MRP is an awesome tool to run to net your supply and demand, but improper set up causes major inefficiencies for buyers. Safety stocks, reorder points, economic order quantities, and the like are mathematically easy to calculate, but sometimes difficult to set-up and keep refreshed. It is generally estimated that carrying costs range from 10 to 40 percent of the value of the manufactured item, so calculating when and how much to order is critical. Buyers should be looking at and refreshing their reorder points quarterly, or at a minimum twice a year. Some buyers struggle with the difference between safety stocks and reorder points and different ERP systems with different meanings make this confusion even greater.
The simplest way to explain these set points to help make MRP more correct with less action messages is to use the reorder point as the input number to help net your supply and demand. While safety stocks and economic order quantities go into this calculation, the reorder point is the input into MRP. The following is a list of questions for buyers to use to help activate ideas and reasons why you would increase or decrease a safety stock factor. Remember, a safety stock is not a calculated number, but rather a factor to either increase or decrease a “buffer” number which increases or decreases your reorder point. Things to consider when identifying a safety stock number:
- How reliable is the supplier (on-time delivery and quality need to be considered)?
- Expiration or obsolescence considerations or limitations?

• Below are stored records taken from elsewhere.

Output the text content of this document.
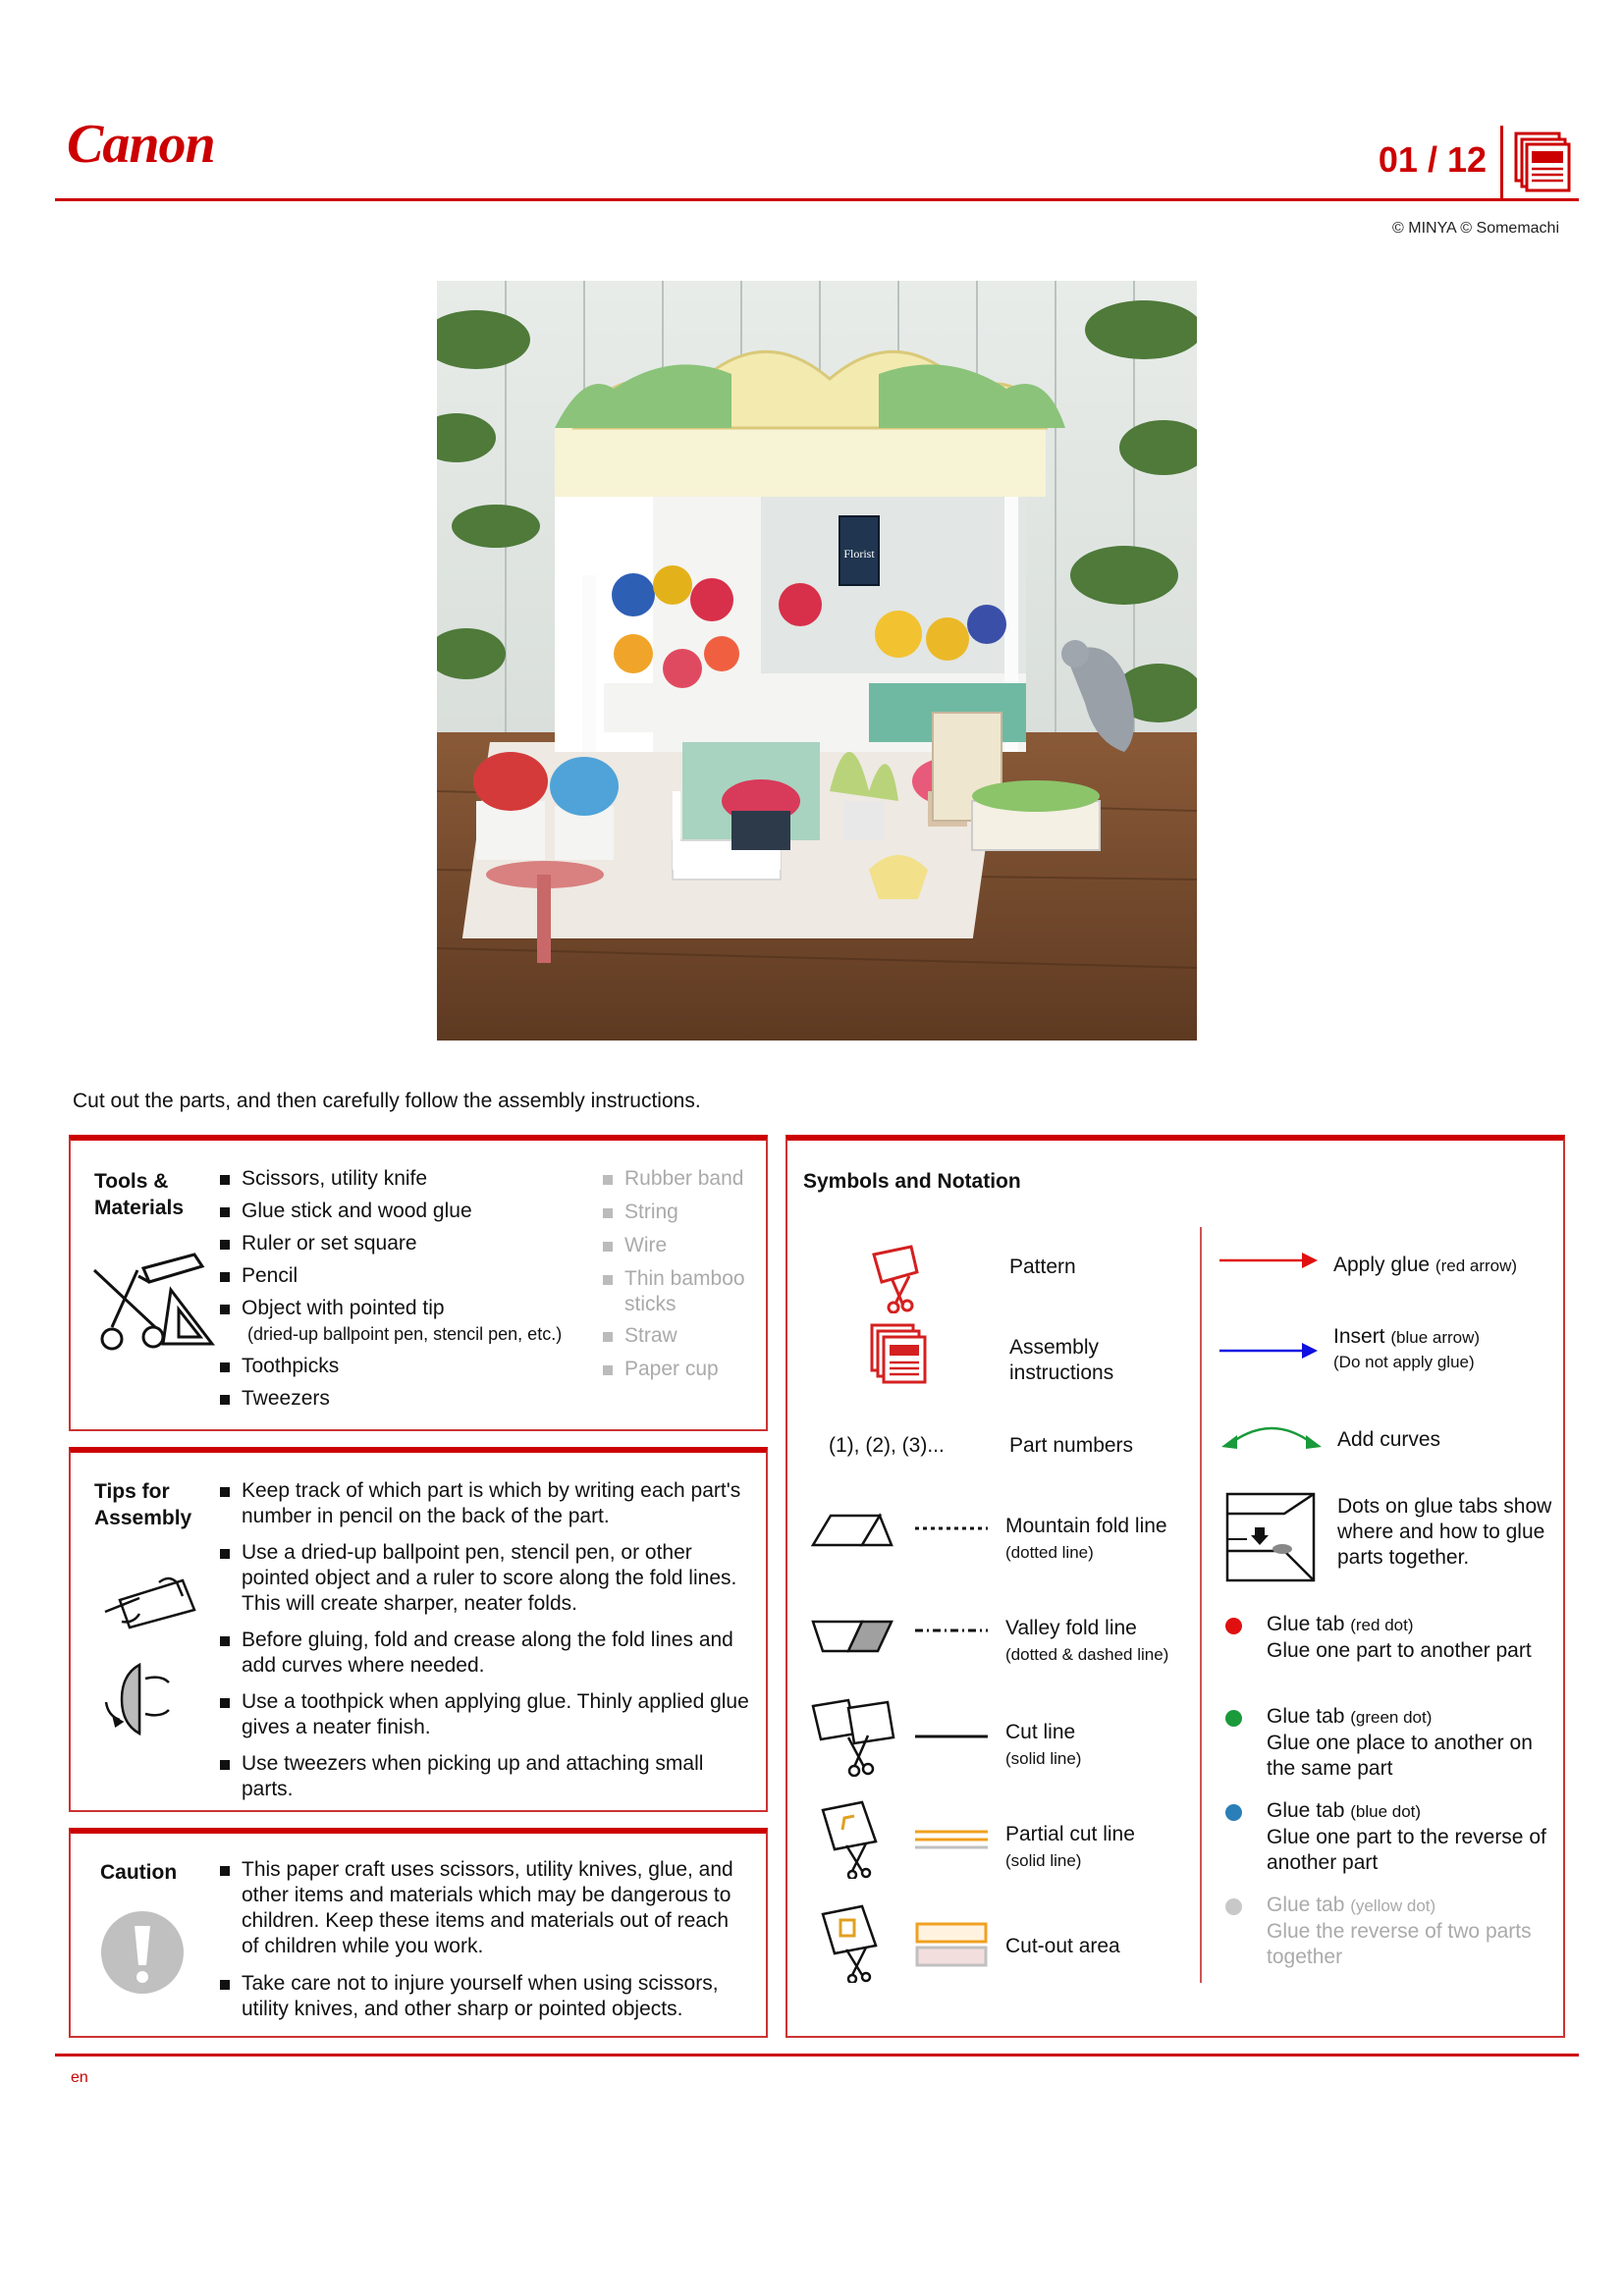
Canon	01 / 12
© MINYA © Somemachi
Florist
Cut out the parts, and then carefully follow the assembly instructions.
Tools & Materials
Scissors, utility knife
Glue stick and wood glue
Ruler or set square
Pencil
Object with pointed tip
(dried-up ballpoint pen, stencil pen, etc.)
Toothpicks
Tweezers
Rubber band
String
Wire
Thin bamboo sticks
Straw
Paper cup
Tips for Assembly
Keep track of which part is which by writing each part's number in pencil on the back of the part.
Use a dried-up ballpoint pen, stencil pen, or other pointed object and a ruler to score along the fold lines. This will create sharper, neater folds.
Before gluing, fold and crease along the fold lines and add curves where needed.
Use a toothpick when applying glue. Thinly applied glue gives a neater finish.
Use tweezers when picking up and attaching small parts.
Caution	This paper craft uses scissors, utility knives, glue, and other items and materials which may be dangerous to children. Keep these items and materials out of reach of children while you work.
Take care not to injure yourself when using scissors, utility knives, and other sharp or pointed objects.
Symbols and Notation
Pattern
Assembly instructions
(1), (2), (3)...	Part numbers
Mountain fold line
(dotted line)
Valley fold line
(dotted & dashed line)
Cut line
(solid line)
Partial cut line
(solid line)
Cut-out area
Apply glue (red arrow)
Insert (blue arrow)
(Do not apply glue)
Add curves
Dots on glue tabs show where and how to glue parts together.
Glue tab (red dot)
Glue one part to another part
Glue tab (green dot)
Glue one place to another on the same part
Glue tab (blue dot)
Glue one part to the reverse of another part
Glue tab (yellow dot)
Glue the reverse of two parts together
en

- Theft or damage issues in delivery or out in the warehouse?
- Is this item single- or sole-sourced?
- Is this a volatile commodity?
- Do you have price breaks based on container or ordered quantity?
- Any financial issues the supplier may have (if in doubt, run a Dun & Bradstreet—or D&B—report)?

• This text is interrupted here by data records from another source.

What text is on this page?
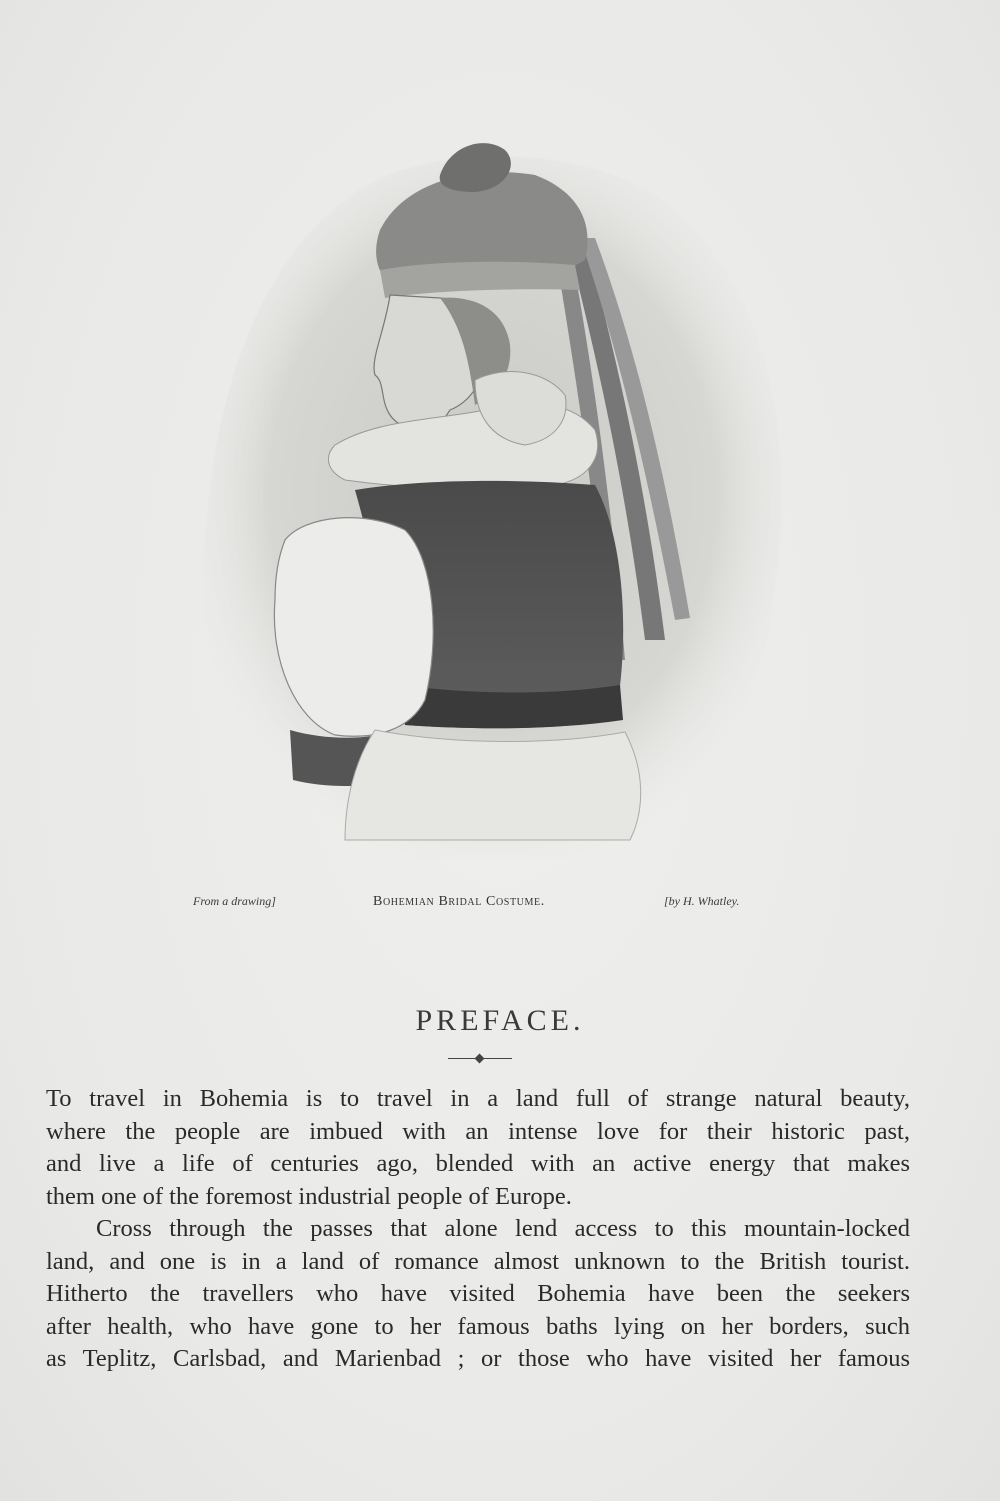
From a drawing]	Bohemian Bridal Costume.	[by H. Whatley.
PREFACE.
To travel in Bohemia is to travel in a land full of strange natural beauty,
where the people are imbued with an intense love for their historic past,
and live a life of centuries ago, blended with an active energy that makes
them one of the foremost industrial people of Europe.
Cross through the passes that alone lend access to this mountain-locked
land, and one is in a land of romance almost unknown to the British tourist.
Hitherto the travellers who have visited Bohemia have been the seekers
after health, who have gone to her famous baths lying on her borders, such
as Teplitz, Carlsbad, and Marienbad ; or those who have visited her famous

There are many other factors you may be able to think about but just remember that safety factors are meant to cover most issues you could regularly encounter that are out of your control. Also, remember to write down your safety factor number as well as how you came up with it. By creating these factors with factual quantifiable data, you help to quantify your decision for managers and others to see why and how you set this factor.
Once safety factors are considered, a little math is required to set the economic order quantity, which will then help to calculate the reorder point. The math for the economic order quantity (EOQ) is quite simple: EOQ=D/Q where D is equal to demand, and Q is equal to order size. The EOQ really is no more than the quantity you would set in your system, so when you reorder, that number is the recommended quantity MRP suggests. The difficulty that emerges sometimes is with quantifying and adding into the formula other factors that sometimes need to be calculated along with the EOQ. Here at Brazil Metal Parts, one of our value propositions to our customers is our speed. Having sometimes same-day lead times for custom orders requires us to have a fast and nimble supply chain.
Getting and keeping your ERP system set up correctly allows your buyers to be much more efficient when processing their MRP, allows back-ups the confidence to take over when the buyer is out of the office, and also helps to minimize carrying costs and obsolete inventory.
Having an efficient supply chain is critical in today’s global economy where competitors are waiting to exploit your inefficiencies and turn them into their strengths. Run a back-to-basics program at your organization and see how more efficient your supply chain group could be.
Todd Bauman is Brazil Metal Parts’ supply chain manager, materials & logistics, and is in charge of purchasing, planning, inventory, and distribution. He is a Certified Supply Chain Professional (CSCP), and holds an MBA from the University of St. Thomas. He has worked at Brazil Metal Parts for more than four years, and currently is enrolled in a doctoral program at Capella University in Global Operations and Supply Chain Management.